A poche ore dalla veglia di preghiera al Circo Massimo, che domani sera aprirà le celebrazioni per la beatificazione di Giovanni Paolo II, il questore di Roma Francesco Tagliente parla della sicurezza in città

Domani sera comincerà questo lungo week end per Roma, una città che per l'occasione sarà sicura ma non militarizzata.

Sì, io preferisco evitare questa espressione: Roma sarà una città presidiata con risorse sufficienti a garantire la sicurezza dell’evento. Siamo impegnati da due mesi per pianificare tutte le misure organizzative: ora siamo alla stretta finale, stiamo stringendo i bulloni per passare alla fase di gestione.

Ci sarà uno speciale sistema di videosorveglianza e anche il fiume Tevere sarà oggetto di particolare attenzione. È corretto?

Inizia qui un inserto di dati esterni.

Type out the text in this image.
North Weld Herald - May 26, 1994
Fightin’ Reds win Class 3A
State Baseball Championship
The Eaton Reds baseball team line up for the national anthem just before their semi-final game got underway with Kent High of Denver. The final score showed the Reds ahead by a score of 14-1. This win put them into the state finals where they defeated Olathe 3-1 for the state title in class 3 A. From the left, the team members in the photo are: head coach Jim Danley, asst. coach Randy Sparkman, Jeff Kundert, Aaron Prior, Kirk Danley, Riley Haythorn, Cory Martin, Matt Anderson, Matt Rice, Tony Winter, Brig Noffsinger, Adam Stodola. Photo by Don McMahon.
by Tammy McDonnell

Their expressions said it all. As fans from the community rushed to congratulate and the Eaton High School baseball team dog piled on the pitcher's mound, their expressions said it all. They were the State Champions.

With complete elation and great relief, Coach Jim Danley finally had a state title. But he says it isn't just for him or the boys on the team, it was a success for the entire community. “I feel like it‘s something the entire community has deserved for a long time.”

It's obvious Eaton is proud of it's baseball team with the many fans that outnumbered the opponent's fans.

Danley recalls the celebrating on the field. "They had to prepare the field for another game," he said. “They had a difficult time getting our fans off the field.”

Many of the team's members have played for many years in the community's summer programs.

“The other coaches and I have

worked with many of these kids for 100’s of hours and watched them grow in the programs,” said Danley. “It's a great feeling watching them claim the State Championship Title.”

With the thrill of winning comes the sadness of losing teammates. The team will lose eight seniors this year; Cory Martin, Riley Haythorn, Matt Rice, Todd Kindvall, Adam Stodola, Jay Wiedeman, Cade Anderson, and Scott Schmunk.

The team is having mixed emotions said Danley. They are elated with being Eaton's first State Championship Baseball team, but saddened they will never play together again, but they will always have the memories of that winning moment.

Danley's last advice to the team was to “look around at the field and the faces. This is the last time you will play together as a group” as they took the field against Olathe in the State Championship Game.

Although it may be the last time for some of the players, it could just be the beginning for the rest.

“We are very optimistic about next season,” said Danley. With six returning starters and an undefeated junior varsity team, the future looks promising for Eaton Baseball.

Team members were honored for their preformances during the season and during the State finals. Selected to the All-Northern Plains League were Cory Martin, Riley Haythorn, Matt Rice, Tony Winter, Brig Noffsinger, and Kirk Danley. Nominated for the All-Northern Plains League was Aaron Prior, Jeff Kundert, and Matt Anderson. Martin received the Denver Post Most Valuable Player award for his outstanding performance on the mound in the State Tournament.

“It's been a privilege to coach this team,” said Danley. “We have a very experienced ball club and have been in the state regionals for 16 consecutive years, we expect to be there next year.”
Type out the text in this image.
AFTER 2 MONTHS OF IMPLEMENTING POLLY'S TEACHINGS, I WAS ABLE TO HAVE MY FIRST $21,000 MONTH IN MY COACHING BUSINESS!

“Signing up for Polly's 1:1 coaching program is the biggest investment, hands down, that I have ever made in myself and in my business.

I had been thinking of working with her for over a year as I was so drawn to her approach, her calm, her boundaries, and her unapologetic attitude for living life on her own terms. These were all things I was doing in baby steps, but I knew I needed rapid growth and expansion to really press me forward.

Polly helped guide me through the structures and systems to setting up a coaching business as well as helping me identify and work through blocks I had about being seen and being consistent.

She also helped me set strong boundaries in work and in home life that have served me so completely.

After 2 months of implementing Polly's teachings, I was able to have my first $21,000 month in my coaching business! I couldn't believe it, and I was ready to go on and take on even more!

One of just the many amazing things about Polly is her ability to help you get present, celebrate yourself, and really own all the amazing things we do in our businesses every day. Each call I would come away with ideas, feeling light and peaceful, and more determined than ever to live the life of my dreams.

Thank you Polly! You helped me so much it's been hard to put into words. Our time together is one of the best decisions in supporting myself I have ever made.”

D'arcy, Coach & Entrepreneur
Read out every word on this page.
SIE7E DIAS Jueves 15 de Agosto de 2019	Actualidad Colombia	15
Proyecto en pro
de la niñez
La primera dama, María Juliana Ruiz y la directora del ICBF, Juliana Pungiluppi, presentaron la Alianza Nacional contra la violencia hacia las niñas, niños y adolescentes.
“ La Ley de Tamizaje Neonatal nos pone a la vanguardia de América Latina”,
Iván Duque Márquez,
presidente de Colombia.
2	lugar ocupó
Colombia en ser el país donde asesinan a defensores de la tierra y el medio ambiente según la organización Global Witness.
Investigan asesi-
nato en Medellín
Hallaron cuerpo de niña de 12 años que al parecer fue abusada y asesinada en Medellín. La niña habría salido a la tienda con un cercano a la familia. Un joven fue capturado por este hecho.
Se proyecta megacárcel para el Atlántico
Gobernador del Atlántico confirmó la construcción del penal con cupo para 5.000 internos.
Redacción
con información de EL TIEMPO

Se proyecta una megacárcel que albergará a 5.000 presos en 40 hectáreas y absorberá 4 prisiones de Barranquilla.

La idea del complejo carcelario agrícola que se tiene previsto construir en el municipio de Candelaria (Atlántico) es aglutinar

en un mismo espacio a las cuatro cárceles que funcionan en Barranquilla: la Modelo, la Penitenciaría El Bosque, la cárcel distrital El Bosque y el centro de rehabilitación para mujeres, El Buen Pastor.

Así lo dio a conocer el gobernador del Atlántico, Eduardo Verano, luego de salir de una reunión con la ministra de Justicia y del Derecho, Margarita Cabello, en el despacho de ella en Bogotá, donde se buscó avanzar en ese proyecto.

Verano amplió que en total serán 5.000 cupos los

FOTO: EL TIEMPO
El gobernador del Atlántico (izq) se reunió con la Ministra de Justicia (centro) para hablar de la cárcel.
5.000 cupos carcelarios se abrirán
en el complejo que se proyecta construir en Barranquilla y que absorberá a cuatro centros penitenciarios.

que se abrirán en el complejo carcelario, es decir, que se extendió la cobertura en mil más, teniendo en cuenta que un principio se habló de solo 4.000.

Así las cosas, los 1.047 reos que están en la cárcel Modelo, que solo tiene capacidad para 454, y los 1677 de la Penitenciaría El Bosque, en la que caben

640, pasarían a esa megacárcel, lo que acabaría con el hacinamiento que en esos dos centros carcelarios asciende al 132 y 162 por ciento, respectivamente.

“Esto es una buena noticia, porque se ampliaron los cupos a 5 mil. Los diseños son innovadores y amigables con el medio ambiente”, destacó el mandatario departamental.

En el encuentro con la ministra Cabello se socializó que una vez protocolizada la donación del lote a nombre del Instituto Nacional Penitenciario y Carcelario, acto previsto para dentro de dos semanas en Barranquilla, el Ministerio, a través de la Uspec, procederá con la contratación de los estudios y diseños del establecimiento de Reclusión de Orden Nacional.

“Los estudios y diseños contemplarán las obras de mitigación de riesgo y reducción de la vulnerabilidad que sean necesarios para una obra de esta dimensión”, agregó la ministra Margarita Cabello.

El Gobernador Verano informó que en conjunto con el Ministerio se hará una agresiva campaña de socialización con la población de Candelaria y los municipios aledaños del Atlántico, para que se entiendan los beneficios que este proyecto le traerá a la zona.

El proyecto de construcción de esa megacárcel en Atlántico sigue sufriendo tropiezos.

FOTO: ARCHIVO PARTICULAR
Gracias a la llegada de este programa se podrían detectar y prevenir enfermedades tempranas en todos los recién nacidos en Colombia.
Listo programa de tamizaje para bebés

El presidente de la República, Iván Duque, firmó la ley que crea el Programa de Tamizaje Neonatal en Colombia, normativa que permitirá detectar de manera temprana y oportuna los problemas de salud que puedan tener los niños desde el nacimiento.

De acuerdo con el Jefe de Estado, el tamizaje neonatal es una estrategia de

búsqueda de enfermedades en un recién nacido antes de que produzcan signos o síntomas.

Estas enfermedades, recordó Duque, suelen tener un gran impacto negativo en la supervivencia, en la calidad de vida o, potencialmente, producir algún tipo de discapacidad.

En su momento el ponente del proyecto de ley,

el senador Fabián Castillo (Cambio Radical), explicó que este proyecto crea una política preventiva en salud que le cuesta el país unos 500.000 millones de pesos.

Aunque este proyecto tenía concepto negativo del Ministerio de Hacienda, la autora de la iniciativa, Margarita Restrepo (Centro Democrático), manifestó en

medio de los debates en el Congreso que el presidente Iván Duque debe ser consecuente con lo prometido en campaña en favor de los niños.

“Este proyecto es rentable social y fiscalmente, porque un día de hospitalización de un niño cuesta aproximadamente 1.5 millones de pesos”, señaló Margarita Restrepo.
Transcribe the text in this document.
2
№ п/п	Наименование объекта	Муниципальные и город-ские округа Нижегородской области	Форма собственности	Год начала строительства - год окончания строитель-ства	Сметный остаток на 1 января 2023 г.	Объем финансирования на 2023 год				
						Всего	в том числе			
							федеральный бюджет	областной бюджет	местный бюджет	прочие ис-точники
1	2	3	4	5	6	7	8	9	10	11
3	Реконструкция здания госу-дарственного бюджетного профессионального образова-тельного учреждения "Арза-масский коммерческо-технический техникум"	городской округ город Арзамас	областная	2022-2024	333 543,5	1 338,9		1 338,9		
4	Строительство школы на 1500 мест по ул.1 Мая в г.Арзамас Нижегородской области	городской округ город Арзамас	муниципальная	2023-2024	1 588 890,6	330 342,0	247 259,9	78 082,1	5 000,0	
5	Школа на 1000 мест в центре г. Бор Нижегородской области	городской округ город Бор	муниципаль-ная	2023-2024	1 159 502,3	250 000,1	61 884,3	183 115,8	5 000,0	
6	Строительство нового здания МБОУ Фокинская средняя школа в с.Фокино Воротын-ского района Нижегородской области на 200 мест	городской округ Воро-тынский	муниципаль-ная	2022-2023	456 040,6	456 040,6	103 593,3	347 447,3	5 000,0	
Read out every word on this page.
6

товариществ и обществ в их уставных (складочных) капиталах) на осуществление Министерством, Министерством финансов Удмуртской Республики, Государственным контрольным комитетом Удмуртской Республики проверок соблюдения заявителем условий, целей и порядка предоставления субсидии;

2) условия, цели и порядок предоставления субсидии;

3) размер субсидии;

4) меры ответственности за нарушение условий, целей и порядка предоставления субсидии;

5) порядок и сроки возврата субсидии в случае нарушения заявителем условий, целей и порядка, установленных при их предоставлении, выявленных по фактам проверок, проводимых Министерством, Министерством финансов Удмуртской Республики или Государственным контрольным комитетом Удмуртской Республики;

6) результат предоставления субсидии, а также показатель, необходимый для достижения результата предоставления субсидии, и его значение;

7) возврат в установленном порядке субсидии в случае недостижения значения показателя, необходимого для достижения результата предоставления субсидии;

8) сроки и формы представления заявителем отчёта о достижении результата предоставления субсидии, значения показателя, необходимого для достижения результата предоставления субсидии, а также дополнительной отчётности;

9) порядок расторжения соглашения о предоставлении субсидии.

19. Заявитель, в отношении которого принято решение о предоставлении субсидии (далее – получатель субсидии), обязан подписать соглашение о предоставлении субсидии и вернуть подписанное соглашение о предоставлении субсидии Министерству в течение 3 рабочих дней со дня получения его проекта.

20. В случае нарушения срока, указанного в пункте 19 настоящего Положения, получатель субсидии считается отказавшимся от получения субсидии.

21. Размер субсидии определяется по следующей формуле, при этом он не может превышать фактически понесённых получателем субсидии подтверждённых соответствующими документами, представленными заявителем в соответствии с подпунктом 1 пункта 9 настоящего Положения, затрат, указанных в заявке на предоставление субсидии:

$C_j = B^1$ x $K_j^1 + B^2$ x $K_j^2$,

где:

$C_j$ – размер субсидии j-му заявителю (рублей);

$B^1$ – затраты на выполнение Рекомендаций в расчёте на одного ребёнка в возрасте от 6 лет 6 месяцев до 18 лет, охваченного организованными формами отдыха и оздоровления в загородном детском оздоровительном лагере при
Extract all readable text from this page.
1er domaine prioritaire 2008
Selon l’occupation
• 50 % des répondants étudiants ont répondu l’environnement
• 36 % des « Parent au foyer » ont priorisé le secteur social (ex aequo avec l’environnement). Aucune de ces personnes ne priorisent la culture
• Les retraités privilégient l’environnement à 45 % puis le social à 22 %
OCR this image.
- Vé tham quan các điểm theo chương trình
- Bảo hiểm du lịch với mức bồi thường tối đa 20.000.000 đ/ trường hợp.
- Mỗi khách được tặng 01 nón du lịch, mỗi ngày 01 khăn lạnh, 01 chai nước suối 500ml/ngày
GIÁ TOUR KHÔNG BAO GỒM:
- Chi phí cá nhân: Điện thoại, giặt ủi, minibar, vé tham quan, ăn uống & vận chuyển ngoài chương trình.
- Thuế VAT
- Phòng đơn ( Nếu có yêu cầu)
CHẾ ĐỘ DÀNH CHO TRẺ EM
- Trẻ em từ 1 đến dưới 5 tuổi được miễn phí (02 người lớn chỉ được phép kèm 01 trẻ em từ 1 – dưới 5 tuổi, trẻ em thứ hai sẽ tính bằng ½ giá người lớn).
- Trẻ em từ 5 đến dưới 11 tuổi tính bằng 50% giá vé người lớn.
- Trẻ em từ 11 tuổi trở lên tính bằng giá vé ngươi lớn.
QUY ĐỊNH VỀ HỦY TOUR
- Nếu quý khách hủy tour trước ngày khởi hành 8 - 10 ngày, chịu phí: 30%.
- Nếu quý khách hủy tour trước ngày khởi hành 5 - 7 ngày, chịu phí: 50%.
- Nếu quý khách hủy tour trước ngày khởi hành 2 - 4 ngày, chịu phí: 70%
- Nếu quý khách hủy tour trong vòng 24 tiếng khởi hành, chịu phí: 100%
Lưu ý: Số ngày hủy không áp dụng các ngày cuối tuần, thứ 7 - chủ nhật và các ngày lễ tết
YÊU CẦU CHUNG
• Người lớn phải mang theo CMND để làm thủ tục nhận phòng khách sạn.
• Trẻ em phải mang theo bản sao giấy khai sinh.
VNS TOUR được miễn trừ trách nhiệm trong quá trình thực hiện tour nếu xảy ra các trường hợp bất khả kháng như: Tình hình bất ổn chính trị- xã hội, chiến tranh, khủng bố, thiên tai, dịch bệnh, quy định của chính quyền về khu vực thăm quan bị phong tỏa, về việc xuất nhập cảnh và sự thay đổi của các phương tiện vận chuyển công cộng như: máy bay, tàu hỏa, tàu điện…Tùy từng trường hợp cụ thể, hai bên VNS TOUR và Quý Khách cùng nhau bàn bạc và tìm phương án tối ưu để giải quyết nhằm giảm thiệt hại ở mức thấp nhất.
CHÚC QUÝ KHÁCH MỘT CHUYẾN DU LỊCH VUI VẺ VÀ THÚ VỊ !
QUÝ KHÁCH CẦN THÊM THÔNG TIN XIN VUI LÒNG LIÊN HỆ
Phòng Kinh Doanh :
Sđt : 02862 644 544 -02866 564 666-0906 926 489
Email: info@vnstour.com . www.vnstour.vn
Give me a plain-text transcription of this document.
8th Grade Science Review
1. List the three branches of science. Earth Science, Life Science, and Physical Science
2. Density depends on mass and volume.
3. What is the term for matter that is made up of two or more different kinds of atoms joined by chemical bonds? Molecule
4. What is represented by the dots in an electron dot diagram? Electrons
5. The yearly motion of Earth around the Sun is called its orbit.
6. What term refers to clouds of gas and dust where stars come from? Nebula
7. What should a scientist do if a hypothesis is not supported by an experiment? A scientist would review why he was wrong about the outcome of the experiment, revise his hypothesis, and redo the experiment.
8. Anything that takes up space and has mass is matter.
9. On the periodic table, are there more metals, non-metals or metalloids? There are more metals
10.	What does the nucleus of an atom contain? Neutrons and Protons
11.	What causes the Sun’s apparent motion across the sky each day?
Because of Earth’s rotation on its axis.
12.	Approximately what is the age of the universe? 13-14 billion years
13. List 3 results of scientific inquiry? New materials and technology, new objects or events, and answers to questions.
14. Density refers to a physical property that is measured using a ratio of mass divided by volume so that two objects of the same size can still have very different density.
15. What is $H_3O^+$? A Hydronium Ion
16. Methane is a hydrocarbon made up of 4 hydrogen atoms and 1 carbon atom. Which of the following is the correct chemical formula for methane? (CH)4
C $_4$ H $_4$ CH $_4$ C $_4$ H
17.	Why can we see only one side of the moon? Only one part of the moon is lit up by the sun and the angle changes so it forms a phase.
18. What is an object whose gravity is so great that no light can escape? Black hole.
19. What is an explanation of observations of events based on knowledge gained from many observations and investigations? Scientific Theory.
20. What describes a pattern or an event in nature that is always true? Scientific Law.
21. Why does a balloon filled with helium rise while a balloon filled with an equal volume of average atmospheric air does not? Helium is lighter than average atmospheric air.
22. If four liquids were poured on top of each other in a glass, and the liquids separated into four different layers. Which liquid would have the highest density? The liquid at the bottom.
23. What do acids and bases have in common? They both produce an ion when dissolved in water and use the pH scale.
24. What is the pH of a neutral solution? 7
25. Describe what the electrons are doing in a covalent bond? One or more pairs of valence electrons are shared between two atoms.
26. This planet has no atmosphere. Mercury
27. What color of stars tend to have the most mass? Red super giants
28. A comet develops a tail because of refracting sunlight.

Sì, tutte le località interessate dall’evento saranno presidiate. Il Tevere sarà vigilato dalla polizia fluviale e da altre risorse che abbiamo impegnato proprio per garantire a tutta l’area intorno a San Pietro il massimo livello di attenzione e sicurezza. Per quanto riguarda la videosorveglianza abbiamo un elicottero che sorvolerà tutte le zone interessate e manderà le immagini al centro per la gestione della sicurezza dell’evento, oltre che negli uffici del questore e del capo di gabinetto, per consentire ai responsabili di prendere delle decisioni in tempo reale nel caso in cui dovesse rendersi necessaria una rimodulazione dei dispositivi.

Come lavorerà la Questura in questi giorni?

La pianificazione termina oggi alle dieci con l’ultimo tavolo tecnico per mettere a punto le ultime misure. Poi viene varata l’ordinanza di servizio e si passa alla fase della gestione: ogni funzionario assumererà l’incarico che gli è stato assegnato nelle varie zone della città.

Dopo l’attentato di ieri a Marrakech, in Marocco, cambia qualcosa?

Noi abbiamo un sistema che è garantito dal Casa, il Comitato di Analisi Strategica Antiterrorismo, un organismo che risiede all’interno del Ministero dell’Interno e che è presieduto dal Direttore centrale della polizia di prevenzione: è un organismo che fa un’analisi per vagliare tutte le informazioni su possibili minacce. Alle autorità di pubblica sicurezza arrivano quindi notizie già filtrate. Oggi non abbiamo minacce specifiche ma abbiamo un’attenzione massima proprio perché alla vigilia di eventi come questo non si può eludere assolutamente nulla.